There were 30,620 new first-time buyer mortgages completed in November 2019, 10.5 per cent fewer than in the same month in 2018. Meanwhile, there were 30,750 homemover mortgages completed in November 2019, 10.6 percent fewer than in the same month a year earlier. This reflects particularly strong home-purchase activity in November 2018.
Commenting on the figures for November, Richard Pike at Phoebus Software said“It is hardly surprising that the figures for new mortgages are down on 2018 when, as we were only a few months away from the first Brexit deadline, there was flurry of activity. What the figures do show is that although there appears to have been a lack of confidence to move or buy for the first time, this was not necessarily based on affordability.”
“The fact that remortgages with additional borrowing increased shows that perhaps people were more inclined to make more of what they have rather than move. Of course, one other factor that has nothing to do with politics or uncertainty is stamp duty. This is still a major sticking point and one that many will be hoping is tackled by any housing strategy the government comes up with. Now that the Budget date has been announced we won’t have long to wait to find out.”
Jonathan Sealey, Hope Capital’s CEO, said “Despite the rafts of mortgage deals available towards the end of last year it appears, from the drop in new mortgages and the increase in remortgages, that many people were feeling cautious about moving or buying whilst the country was in a period of political turmoil.”

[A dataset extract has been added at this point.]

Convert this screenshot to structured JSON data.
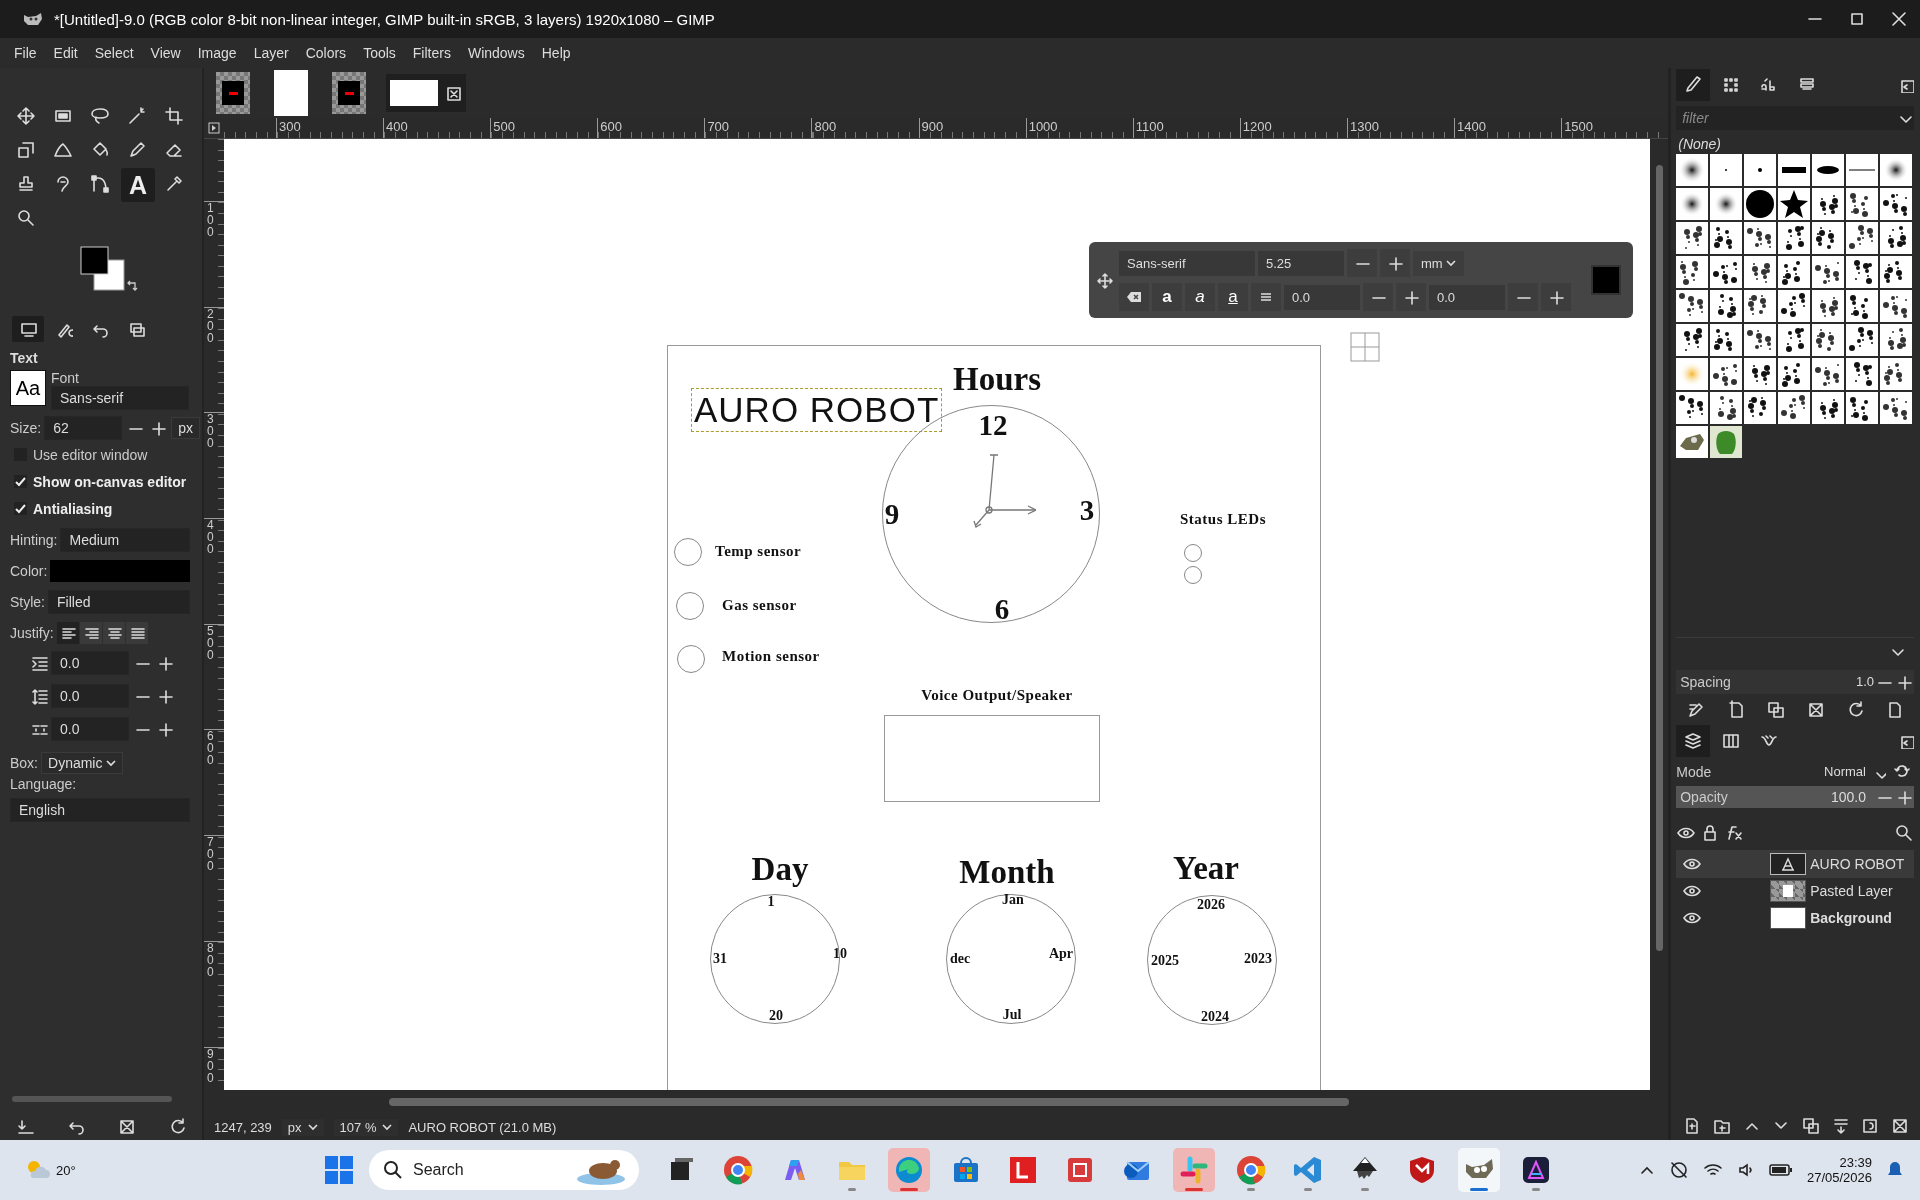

“Now that we have a stable majority in government and, hopefully, we can see an end to the shenanigans surrounding Brexit we should also see a degree of confidence return. That’s not to say that I expect a quick return, but perhaps the next few months will see a turnaround. The problem then will be the age-old one of supply, but perhaps that’s jumping the gun somewhat. For now, it’s good enough to hope that people are feeling more confident and ready to get on, where they may previously have been waiting in limbo.”